Because too many people are spending too much time following the latest Lifetime Repertoire.
Well said, Jim! I went through a phase where I wanted to copy all of the core variations from Chessable courses to my files in ChessBase, and I was way too greedy with how many courses I'd taken on over the months.
1. I wasn't smart enough to be more selective with courses, and
2. I let myself be tempted by quantity > quality, so my understanding of the moves was superficial.
I feel I had the exact mirror experience with chessable(even tough maybe it is because I am quite a bit weaker as a player, around 2200 fide). Similarly as the author, also for me openings were a weakness, and saw chessable as a way to put an end to this weakness. In a year I bought 3 lifetime's repertoires and completely changed my openings, learning variations by heart with spaced repetition (but clearly also trying to understand what I could).
The point is that the results form me were completely the opposite!
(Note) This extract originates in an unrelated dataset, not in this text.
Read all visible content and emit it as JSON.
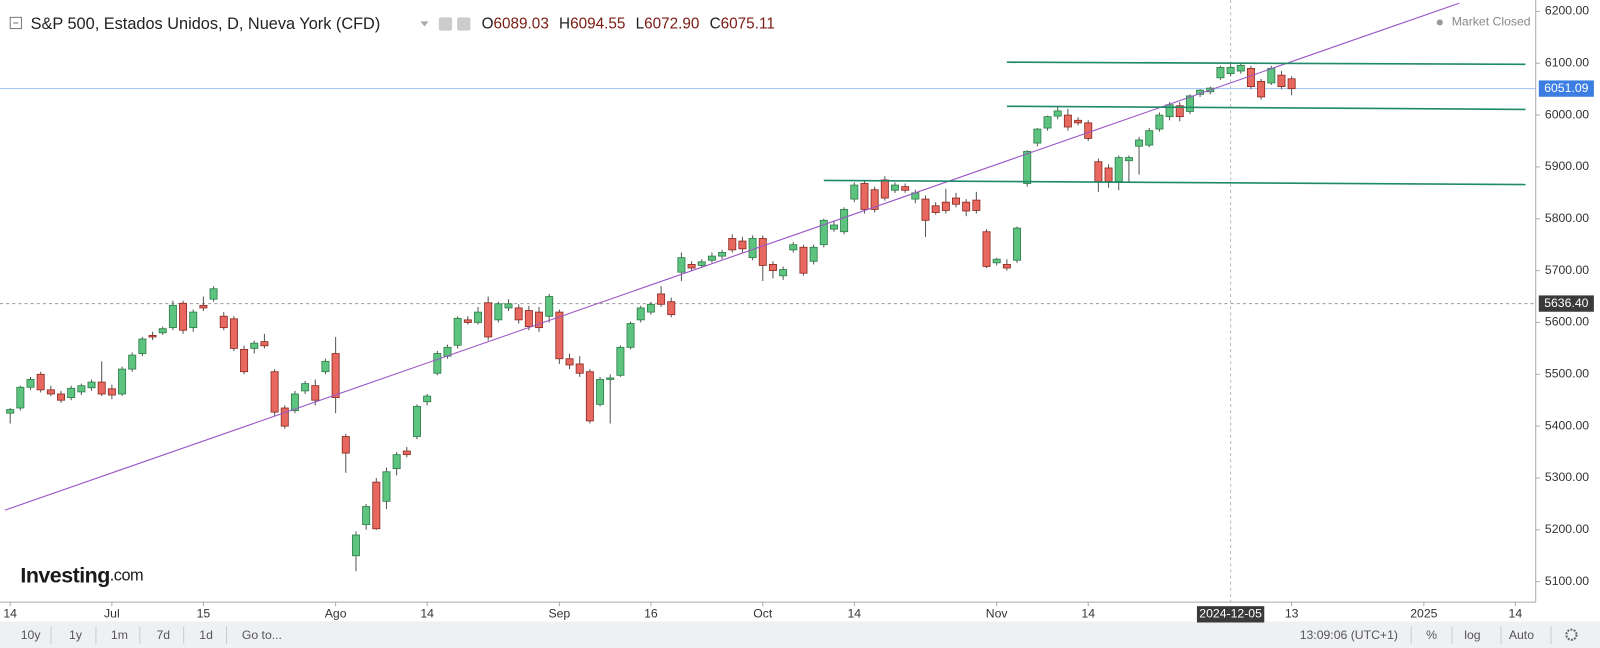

After 10 months of this I did my best performance ever in a tournament achieving an IM norm. I think those chessable courses were an important part of that: in at least 3 games I overprepared IM level opposition, getting 1 draw and two wins as my opponents overpressed. So I really feel that against strong opponents Chessable repertoires transformed my results. But I agree that against lower/much lower rating opponents it is not such a great advantage. Especially with black, I already lost quite a bit of rating making dull draws in mainlines against 1900. So I ask, isn't maybe that bad tournament an exception due to poor form? Were those bad results repeated in time? Also, I think work with these repertoires lasts for long time, once variations are learned with spaced repetition one can slowly understand and assimilate them. Hopefully in the years to come you will be able to unleash all the power of the openings learned!